Se per Gianni Rezza, direttore della Prevenzione del Ministero della Salute, ora bisogna vaccinare i giovani per fermare la circolazione del coronavirus, per l’Inghilterra invece non è una priorità somministrare vaccini Covid a under 15. Nel Regno Unito anzi i vaccini ai bambini dai 12 ai 15 anni sono sconsigliati. In questa fascia di età vengono vaccinati solo coloro che appartengono a gruppi ad alto rischio per patologie pregresse, chi ad esempio ha gravi neuro-disabilità che tendono ad avere infezioni ricorrenti del tratto respiratorio. «Gli adolescenti sono intrinsecamente a basso rischio rispetto al Covid. I vaccini devono essere eccezionalmente sicuri per poterli inoculare», dichiara Robert Dingwall, membro del Comitato congiunto per la vaccinazione e l’immunizzazione del governo britannico, al Fatto Quotidiano. In virtù del basso rischio di malattia Covid grave per la maggior parte degli adolescenti, «non è immorale pensare che possano essere protetti meglio dall’immunità naturale generata dall’infezione piuttosto che chiedere loro di correre il possibile rischio di un vaccino».

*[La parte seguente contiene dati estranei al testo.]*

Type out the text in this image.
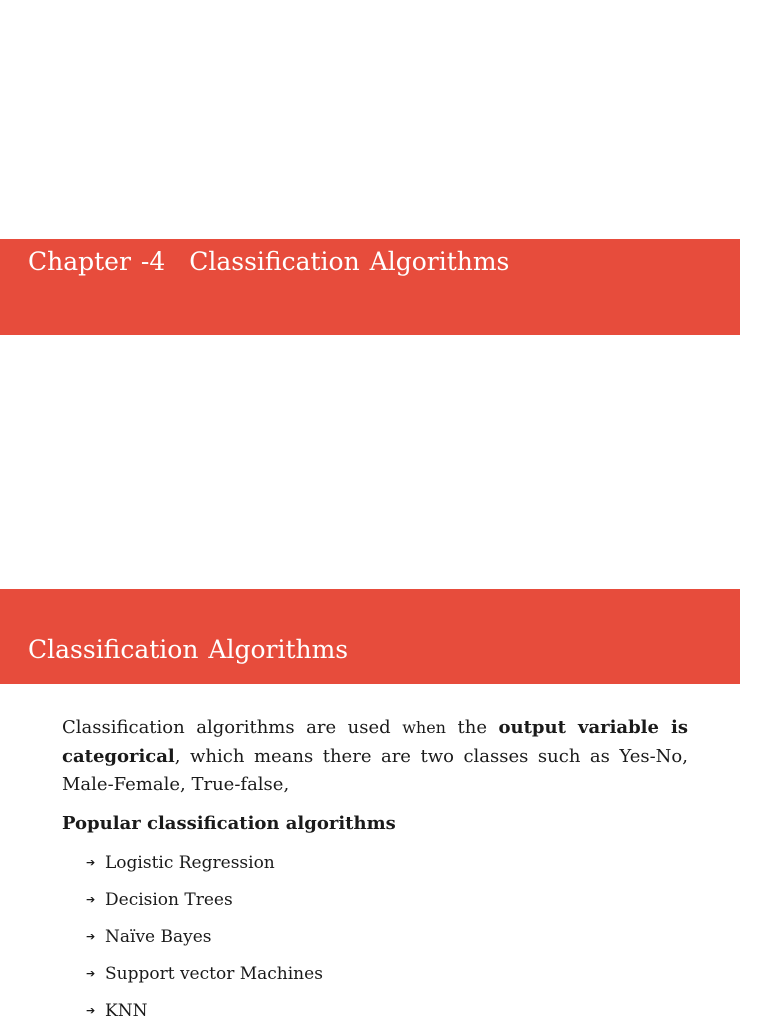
Chapter -4 Classification Algorithms
Classification Algorithms

Classification algorithms are used when the output variable is categorical, which means there are two classes such as Yes-No, Male-Female, True-false,

Popular classification algorithms
➔ Logistic Regression
➔ Decision Trees
➔ Naïve Bayes
➔ Support vector Machines
➔ KNN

Il professore emerito e direttore fondatore dell’Istituto di scienza e società, Università di Nottingham, nell’intervista ha spiegato che «i gruppi di età più giovani hanno molte meno probabilità di soffrire di malattie gravi e di morire. Il 99,995% dei CYP (bambini e giovani, ndr) con un test SARS-CoV-2 positivo è sopravvissuto». Ci sono stati, infatti, solo 25 morti tra loro per coronavirus. I vulnerabili tra i 16 e i 18 anni invece rientrano tra i vaccinabili.



COVID UK, VICINI A IMMUNITÀ DI GREGGE

Robert Dingwall non si è sbilanciato sui casi di miocardite e pericardite dovuta al vaccino che sono stati registrati negli Stati Uniti, né sugli effetti sull’autoimmunità, in quanto il Comitato congiunto per la vaccinazione e l’immunizzazione (JCVI) ha accettato di non commentare pubblicamente tali fino a quando le loro raccomandazioni non saranno concordate e pubblicate. I vaccinati, comunque, non devono avere paura: «I vaccini proteggono principalmente la persona vaccinata, sebbene abbiano anche il beneficio indiretto di ridurre la trasmissione. Non eliminano il rischio di un’infezione lieve, che può occasionalmente avere conseguenze gravi o fatali, come con qualsiasi altro virus respiratorio umano», dice l’esperto al Fatto Quotidiano. Infatti, i tassi di mortalità del Covid non sono più eccezionali grazie alla campagna vaccinale. Ora i governi hanno una scelta: decidere come arrivare all’immunità di gregge, che è l’unica strada per far finire l’epidemia. Ciò è possibile per Dingwall con la vaccinazione o con l’infezione naturale. «Una certa mescolanza è inevitabile perché è improbabile che sia possibile convincere tutti coloro che possono essere vaccinati ad accettare. L’importante è essere sicuri che, per quanto possibile, l’infezione circoli solo tra i gruppi a basso rischio, come i giovani adulti».



COVID UK, “NESSUN PERICOLO VARIANTI”

Robert Dingwall al Fatto Quotidiano ha rivelato che la fine della pandemia Covid per il Regno Unito è più vicina, perché «oltre il 90% della popolazione ha anticorpi misurabili, sia dalla vaccinazione che dall’infezione, quindi dobbiamo essere molto vicini al punto in cui il virus sta esaurendo le nuove persone da infettare». Quando sarà raggiunto questo punto, il coronavirus potrà sopravvivere come lieve agente di reinfezione, a meno che non riesca a produrre una variante Covid che sfugga del tutto al sistema immunitario, ma questo è considerato uno scenario improbabile dall’esperto Uk. «Alfa e Delta non sono così diversi che i sistemi immunitari non possano sintonizzarsi sulla sfida specifica, specialmente attraverso l’azione delle cellule T, che è ciò che principalmente impedisce alle malattie lievi di diventare gravi». Dunque, siamo ora in un processo di transizione verso un Covid endemico, non più pericoloso dell’influenza.